O Teatro Nacional estava fechado desde 2014 e foi reaberto por este GDF em dezembro de 2024, com a entrega da Martins Pena e seu foyer. As demais salas (a Villa-Lobos, tradicional palco da orquestra, e a Alberto Nepomuceno), além do foyer da Villa-Lobos e o Espaço Cultural Dercy Gonçalves, seguem em obras, com o início dos trabalhos autorizado no mês passado.
A realidade do público presente supera a casa dos 24 mil. Isso porque, ocasionalmente, algumas pessoas entram sem "bipar" o ingresso no foyer, como autoridades e acompanhantes de músicos que entram pela garagem. Além disso, desde fevereiro do ano passado, houve alguns concertos da programação oficial feitos fora do Teatro Nacional, como no Teatro Poupex e outros locais ao ar livre, como na Ermida Dom Bosco, a Esplanada dos Ministérios e o Ginásio Nilson Nelson. Só nesses palcos “alternativos", estima-se que mais de 28 mil pessoas estiveram presentes.
Afinando o novo velho lar
O retorno ao Teatro Nacional não foi apenas uma mudança de endereço, mas uma renovação técnica que buscou a nota perfeita para os ouvidos brasilienses. A Sala Martins Pena passou por modernizações e redimensionamento estratégico, elevando a capacidade de 400 para 478 assentos.

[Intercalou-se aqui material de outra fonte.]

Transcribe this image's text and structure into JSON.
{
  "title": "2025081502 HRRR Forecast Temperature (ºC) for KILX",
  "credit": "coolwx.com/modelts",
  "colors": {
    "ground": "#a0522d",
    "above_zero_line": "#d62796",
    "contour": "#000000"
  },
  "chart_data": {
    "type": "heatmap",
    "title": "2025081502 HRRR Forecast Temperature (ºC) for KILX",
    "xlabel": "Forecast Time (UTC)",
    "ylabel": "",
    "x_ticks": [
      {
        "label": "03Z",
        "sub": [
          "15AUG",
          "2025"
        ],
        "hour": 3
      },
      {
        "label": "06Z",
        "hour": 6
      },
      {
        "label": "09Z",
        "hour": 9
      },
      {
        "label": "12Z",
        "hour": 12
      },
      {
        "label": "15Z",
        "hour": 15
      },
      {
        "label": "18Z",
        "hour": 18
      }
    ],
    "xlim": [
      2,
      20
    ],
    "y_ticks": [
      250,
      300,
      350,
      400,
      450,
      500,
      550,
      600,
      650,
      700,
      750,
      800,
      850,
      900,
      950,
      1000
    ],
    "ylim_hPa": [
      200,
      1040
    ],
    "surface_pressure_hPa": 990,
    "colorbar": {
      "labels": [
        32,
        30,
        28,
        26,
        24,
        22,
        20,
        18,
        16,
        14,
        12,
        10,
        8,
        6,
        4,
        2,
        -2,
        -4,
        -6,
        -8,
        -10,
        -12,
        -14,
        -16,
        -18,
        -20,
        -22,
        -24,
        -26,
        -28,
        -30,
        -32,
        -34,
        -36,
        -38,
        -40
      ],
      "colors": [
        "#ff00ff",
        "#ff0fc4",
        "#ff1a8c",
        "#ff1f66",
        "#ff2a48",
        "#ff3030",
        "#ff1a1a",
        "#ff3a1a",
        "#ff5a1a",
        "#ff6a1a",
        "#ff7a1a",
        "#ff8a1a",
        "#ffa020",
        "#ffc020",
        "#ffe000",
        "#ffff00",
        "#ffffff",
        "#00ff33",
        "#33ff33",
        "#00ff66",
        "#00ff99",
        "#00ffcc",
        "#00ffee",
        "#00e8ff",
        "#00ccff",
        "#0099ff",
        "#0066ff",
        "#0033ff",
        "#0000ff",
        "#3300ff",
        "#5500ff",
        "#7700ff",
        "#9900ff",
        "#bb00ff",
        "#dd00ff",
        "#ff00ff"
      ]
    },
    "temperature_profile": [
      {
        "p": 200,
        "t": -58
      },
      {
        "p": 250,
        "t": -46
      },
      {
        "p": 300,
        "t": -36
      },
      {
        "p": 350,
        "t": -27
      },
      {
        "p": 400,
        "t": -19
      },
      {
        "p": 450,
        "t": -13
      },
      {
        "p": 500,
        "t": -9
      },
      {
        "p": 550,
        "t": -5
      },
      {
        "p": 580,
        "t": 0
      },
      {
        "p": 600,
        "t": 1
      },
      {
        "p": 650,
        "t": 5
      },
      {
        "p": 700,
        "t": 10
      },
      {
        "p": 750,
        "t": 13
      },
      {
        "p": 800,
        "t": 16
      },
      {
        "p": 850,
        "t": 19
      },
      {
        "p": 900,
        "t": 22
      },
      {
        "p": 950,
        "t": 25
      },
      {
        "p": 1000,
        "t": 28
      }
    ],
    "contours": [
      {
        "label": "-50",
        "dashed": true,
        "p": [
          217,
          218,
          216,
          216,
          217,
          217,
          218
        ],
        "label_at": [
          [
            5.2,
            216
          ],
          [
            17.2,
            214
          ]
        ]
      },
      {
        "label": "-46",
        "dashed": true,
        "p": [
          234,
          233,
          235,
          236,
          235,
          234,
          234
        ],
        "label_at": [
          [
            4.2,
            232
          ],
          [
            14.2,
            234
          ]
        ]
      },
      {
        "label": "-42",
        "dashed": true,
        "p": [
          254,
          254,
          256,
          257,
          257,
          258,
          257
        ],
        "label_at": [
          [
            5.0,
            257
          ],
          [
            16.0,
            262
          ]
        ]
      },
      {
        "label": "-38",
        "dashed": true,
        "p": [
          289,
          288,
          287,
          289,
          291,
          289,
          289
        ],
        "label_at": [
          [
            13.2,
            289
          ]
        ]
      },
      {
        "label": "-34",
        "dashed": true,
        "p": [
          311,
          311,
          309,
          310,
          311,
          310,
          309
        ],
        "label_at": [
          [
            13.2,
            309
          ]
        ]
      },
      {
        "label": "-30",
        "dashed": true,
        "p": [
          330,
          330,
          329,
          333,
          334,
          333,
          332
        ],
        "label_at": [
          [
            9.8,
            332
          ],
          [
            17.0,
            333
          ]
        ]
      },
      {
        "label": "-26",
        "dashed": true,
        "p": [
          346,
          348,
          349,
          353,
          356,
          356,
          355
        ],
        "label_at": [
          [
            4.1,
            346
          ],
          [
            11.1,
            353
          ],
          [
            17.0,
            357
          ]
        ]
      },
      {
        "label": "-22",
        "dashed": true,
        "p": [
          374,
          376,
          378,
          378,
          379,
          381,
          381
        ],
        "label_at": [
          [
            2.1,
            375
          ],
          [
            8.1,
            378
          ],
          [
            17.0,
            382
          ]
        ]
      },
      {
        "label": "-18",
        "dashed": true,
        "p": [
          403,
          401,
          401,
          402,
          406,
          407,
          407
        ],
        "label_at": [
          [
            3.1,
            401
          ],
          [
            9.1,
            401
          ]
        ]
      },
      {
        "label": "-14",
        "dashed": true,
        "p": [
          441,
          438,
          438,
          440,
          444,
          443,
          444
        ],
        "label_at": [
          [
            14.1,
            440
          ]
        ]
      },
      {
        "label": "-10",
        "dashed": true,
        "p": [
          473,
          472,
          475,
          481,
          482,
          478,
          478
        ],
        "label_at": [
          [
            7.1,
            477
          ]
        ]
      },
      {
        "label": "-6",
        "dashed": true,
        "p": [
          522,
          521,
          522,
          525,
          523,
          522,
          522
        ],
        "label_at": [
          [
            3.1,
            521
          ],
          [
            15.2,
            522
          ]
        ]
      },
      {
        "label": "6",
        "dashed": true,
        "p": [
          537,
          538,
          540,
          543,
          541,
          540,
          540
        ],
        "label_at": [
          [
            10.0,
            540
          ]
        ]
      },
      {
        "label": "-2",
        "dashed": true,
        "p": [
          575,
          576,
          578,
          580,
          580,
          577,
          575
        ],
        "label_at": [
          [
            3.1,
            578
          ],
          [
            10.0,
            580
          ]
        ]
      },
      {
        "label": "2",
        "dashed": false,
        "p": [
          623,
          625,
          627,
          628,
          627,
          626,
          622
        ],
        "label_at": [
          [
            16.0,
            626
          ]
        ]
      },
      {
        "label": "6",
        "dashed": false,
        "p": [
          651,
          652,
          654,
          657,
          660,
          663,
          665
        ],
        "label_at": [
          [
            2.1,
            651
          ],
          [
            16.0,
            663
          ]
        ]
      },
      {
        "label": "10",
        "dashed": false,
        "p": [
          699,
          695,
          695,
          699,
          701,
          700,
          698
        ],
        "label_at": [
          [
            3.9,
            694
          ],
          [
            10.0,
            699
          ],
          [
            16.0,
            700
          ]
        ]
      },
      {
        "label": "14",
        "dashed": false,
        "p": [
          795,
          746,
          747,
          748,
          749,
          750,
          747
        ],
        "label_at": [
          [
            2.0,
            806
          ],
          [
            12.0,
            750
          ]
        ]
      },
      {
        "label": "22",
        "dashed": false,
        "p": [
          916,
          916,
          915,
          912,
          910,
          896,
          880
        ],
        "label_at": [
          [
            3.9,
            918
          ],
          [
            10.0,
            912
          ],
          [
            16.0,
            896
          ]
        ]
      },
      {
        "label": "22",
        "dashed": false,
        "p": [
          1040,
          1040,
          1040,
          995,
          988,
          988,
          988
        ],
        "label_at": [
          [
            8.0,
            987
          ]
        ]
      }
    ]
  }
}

“Houve uma qualificação do espaço, com troca por materiais mais eficientes e modernos, cadeiras mais confortáveis, iluminação mais moderna e melhoras nas condições acústicas”, destaca o maestro.
O regente explica que o aperfeiçoamento na acústica e no conforto, incluindo novos carpetes e o veludo das poltronas, transformou a recepção do público. Cohen classifica a reforma da mesa de iluminação como "supermoderna”, cita a reforma dos camarins e elogia as salas de convivência, que agora permitem mais conforto para os músicos estudarem e descansarem entre os ensaios.